Trump's budget is out, for what that's worth, and of course, it makes optimistic assumptions about economic growth, but hey, does anyone remember when Bernie Sanders put out a plan that only made the numbers add up by assuming that it would create 5.3% economic growth? So, yeah, who is the real con artist? (Oh, I still hate Bernie Sanders...)
Anyway, Trump's budget makes optimistic assumptions about economic growth to make the numbers add up with the magic of "dynamic scoring." Tax cuts create economic growth, which produces more revenue, blah blah blah, and Trump's people factored that into their numbers. I won't get into the economics of that. Rather, I'd like to get into the problem of projecting the state of the economy. First, some basic data. Here's GDP growth, in a few graphs. The problem is that you need to pick a time frame. You'll see why. Below, you'll see one from the 70's to the present, 80's to the present, and 2000 to the present. All data come from our good friend, Fred. (Federal Reserve Economic Data).
The reason the time frame is important is that it matters how high up that y-axis goes. From 2000 to the present, economic growth has never been very good. In the 1970s, growth had that big spike over 15% (the economy in the 1970s was complicated...), which makes everything else look smaller by comparison. However, even factoring that in, there were sustained periods of higher growth than what we have seen since 2000.
Why? That's... a really hard question, and that's kind of today's point. Forecasting when a recession will hit as exceedingly difficult, and that makes predicting growth in the short-to-medium term damn-near impossible. Then there's the question of whether or not we really are facing secular stagnation, which is also hard to test. Empirically, it is the case that we saw relatively lower growth both before and after the "great recession," but there isn't, to my mind, a clear explanation of why. That third graph, though, looks a little symmetric, though...
Finally, of course, there is the problem of what we call the "exogenous shock," which is the fancy, social science buzzword for "shit happening." I reference Philip Tetlock's Expert Political Judgment a lot, but it is relevant for economics too.

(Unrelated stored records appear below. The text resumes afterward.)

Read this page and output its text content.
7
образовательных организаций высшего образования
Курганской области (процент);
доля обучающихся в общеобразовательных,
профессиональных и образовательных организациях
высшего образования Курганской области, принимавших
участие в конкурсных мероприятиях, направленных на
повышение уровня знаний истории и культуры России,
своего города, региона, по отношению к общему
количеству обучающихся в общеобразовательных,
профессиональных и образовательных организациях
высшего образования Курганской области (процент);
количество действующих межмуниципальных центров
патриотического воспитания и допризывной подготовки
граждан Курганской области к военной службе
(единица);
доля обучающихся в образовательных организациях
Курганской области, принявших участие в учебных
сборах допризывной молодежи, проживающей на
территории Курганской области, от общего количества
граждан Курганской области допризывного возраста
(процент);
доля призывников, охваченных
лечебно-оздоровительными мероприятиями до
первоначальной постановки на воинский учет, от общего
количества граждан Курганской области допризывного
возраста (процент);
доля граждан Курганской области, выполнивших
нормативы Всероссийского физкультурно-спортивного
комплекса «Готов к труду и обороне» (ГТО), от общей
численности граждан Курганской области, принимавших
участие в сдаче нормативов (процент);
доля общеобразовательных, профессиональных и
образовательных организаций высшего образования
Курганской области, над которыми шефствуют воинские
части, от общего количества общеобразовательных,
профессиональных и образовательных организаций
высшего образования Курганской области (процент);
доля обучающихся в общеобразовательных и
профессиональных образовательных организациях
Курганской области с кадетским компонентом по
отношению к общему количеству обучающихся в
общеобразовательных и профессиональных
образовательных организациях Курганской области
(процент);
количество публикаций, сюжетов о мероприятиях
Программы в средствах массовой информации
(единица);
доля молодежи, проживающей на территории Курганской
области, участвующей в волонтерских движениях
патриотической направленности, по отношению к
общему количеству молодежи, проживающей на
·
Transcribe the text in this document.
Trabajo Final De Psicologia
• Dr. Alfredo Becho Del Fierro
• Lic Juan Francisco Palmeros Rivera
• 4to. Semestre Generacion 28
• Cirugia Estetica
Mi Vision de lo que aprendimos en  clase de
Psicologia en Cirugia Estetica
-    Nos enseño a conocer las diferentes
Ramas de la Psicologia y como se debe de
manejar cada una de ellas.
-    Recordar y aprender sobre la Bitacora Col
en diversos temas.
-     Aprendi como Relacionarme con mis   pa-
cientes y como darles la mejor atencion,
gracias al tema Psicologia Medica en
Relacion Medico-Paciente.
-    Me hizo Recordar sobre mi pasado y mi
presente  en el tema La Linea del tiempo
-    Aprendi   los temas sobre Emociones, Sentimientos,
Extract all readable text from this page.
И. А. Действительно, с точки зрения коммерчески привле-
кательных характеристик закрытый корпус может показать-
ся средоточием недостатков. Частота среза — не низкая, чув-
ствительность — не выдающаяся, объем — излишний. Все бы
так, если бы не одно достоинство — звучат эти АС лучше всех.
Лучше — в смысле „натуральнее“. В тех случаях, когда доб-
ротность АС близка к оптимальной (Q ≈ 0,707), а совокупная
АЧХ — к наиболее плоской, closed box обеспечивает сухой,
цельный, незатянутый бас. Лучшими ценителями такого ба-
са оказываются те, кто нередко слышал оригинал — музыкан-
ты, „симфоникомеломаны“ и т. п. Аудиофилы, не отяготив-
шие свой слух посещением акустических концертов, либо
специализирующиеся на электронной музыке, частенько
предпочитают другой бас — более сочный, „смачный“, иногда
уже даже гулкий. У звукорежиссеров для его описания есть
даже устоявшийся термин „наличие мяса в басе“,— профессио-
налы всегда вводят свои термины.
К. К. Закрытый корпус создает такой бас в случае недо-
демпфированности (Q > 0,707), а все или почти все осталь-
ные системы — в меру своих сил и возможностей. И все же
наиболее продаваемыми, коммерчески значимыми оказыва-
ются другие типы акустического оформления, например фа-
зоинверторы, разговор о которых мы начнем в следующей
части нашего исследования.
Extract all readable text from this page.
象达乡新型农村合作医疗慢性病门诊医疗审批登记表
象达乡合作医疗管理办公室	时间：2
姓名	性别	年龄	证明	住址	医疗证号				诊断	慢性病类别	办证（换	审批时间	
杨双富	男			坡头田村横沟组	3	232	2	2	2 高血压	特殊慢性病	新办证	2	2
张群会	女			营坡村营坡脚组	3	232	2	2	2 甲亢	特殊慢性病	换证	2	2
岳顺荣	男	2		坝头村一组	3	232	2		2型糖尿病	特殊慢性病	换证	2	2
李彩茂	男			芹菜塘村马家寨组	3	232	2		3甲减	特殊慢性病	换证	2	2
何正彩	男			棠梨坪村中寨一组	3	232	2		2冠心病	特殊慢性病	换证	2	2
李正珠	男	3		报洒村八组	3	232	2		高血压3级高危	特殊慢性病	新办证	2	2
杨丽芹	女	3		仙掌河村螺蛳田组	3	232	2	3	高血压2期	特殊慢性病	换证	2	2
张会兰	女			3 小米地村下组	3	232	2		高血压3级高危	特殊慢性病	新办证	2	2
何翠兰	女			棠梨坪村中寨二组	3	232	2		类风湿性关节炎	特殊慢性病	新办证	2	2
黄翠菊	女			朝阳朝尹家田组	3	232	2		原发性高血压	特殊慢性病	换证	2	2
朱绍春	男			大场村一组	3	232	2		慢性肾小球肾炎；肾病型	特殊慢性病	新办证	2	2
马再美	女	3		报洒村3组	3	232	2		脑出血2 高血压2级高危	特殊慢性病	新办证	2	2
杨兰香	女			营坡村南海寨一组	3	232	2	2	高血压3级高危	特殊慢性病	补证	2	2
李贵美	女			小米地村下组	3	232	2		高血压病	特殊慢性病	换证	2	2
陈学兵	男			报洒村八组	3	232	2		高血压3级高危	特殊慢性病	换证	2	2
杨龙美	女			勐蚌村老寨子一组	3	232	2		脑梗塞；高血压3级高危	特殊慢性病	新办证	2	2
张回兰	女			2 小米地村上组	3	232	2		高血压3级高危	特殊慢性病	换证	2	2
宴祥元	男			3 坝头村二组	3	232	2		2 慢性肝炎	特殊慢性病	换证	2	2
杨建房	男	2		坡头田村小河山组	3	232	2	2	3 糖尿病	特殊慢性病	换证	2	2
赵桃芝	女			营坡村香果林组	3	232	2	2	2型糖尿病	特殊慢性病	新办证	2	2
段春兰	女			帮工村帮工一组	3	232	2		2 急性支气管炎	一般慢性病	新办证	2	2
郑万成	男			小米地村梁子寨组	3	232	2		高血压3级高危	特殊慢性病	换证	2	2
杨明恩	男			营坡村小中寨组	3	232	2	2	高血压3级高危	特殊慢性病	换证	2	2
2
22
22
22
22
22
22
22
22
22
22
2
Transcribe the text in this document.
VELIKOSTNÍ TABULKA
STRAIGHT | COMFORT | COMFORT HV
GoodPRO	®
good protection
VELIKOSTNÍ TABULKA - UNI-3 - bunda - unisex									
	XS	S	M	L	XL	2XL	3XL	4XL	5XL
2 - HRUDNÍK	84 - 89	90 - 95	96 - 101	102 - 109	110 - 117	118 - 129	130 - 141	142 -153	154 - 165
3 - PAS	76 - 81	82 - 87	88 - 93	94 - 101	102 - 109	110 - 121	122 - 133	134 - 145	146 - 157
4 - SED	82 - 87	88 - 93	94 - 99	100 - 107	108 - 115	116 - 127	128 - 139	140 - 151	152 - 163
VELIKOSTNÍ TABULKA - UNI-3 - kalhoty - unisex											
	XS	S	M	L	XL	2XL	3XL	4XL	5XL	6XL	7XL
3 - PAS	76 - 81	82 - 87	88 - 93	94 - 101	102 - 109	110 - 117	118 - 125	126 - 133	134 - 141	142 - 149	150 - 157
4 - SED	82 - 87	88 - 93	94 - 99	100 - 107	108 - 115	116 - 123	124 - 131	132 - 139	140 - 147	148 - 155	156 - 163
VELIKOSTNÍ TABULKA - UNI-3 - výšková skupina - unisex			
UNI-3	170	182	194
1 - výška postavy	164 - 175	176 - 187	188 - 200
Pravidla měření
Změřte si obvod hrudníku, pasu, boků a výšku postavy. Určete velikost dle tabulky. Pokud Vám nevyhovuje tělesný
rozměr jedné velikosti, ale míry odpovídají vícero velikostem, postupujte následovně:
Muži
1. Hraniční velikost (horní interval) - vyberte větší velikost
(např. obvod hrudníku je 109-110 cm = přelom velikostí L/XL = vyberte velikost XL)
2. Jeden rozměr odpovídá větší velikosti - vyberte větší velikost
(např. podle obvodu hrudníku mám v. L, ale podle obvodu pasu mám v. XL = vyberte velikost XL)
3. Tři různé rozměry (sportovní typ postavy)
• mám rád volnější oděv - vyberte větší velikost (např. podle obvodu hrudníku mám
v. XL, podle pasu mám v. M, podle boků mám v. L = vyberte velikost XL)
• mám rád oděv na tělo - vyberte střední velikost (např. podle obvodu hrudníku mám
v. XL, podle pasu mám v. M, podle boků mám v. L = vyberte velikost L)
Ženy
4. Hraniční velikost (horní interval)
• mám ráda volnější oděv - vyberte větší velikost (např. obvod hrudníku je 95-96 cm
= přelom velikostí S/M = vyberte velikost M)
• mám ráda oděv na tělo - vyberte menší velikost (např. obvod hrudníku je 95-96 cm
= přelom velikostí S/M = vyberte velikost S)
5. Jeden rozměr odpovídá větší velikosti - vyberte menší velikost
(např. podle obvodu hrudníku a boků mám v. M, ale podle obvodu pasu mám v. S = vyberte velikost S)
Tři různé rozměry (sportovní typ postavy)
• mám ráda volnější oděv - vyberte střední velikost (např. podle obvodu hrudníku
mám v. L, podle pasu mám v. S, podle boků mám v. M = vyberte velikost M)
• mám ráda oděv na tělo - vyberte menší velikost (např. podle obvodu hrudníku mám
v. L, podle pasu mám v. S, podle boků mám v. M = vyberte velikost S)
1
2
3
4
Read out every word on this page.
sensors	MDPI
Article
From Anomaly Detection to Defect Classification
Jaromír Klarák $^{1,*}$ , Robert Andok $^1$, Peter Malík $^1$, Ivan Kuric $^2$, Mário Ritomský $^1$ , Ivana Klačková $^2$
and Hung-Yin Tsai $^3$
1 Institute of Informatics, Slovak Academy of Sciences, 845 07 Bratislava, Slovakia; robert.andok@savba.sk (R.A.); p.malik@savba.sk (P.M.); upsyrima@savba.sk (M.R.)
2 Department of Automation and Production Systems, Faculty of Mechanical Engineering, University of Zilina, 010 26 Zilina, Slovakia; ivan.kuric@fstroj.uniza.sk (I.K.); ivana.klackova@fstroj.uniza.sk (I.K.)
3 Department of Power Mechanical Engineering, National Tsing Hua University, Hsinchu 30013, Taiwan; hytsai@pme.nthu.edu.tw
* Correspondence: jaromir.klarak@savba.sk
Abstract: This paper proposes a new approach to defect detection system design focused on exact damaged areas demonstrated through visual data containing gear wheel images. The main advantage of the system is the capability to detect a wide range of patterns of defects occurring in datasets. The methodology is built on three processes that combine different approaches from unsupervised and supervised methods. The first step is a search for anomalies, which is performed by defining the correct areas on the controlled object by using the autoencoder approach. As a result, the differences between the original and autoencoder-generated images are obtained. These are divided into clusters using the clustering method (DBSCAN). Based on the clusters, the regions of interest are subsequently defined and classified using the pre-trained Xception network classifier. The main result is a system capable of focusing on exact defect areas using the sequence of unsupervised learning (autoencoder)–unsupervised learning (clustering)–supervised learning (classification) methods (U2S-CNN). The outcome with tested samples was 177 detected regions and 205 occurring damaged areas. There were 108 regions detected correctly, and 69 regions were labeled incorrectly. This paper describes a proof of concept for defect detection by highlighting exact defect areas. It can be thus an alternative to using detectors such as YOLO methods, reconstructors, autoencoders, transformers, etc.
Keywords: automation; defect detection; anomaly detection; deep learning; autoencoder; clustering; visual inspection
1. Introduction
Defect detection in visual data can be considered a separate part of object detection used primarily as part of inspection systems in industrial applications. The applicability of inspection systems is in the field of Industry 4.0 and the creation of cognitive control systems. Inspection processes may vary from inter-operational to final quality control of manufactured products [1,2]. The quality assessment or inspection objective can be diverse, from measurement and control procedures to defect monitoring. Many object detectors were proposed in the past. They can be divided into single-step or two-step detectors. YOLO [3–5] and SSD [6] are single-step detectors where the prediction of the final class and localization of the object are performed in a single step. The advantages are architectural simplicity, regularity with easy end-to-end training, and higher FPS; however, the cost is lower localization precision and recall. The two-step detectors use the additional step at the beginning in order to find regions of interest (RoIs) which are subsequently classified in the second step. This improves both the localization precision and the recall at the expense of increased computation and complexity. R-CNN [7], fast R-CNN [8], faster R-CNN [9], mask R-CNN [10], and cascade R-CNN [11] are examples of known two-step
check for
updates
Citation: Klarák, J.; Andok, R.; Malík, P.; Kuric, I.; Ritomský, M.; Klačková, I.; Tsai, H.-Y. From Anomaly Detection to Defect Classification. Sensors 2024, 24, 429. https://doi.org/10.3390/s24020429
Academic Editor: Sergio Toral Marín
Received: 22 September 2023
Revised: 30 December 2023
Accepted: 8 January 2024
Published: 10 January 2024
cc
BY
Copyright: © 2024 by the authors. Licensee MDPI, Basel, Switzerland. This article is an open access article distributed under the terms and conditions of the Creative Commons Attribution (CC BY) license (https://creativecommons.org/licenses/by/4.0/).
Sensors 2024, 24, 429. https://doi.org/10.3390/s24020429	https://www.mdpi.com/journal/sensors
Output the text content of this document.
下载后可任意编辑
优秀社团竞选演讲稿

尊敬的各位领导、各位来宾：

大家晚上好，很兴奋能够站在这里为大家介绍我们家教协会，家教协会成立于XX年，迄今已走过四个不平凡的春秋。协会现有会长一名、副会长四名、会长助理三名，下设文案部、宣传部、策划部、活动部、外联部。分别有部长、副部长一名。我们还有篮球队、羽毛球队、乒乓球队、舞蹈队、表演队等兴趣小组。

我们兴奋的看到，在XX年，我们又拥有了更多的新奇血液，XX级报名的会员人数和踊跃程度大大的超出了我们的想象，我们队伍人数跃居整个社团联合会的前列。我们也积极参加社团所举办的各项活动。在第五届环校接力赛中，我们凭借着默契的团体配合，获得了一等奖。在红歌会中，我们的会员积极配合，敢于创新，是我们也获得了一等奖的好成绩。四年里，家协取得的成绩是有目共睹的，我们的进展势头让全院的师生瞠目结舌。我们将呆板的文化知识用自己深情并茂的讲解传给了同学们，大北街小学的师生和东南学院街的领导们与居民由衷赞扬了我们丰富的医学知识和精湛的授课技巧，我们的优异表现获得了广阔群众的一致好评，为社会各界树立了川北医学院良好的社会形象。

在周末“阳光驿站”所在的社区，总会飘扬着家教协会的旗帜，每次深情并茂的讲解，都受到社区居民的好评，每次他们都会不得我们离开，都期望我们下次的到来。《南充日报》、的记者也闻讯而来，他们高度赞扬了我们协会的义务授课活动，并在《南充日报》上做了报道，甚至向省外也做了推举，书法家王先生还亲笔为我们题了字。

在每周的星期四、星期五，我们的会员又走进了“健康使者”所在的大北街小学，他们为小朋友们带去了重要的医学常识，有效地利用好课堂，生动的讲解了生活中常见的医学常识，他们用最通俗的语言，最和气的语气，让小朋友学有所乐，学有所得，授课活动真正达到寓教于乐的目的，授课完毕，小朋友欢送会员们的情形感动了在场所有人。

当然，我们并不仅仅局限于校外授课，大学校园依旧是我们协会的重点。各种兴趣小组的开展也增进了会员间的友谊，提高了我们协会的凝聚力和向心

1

Not to push radical skepticism too far, but unpredictable exogenous shocks can affect an economy, in either direction, and our inability to predict what the shock might be means we have trouble predicting where the economy will be at any given point in time.
For budgeting, that means if your goal is reducing the deficit, you don't make optimistic projections. That's why the CBO has historically not used "dynamic scoring." Yes, fiscal policy affects the economy. John Maynard Keynes would agree. But, if your goal is to reduce the deficit, be a pessimist about the economy because predicting this stuff is absurdly difficult. Obviously, that isn't Trump's goal or the GOP's goal, but we knew that.
Who knew budgeting could be so complicated?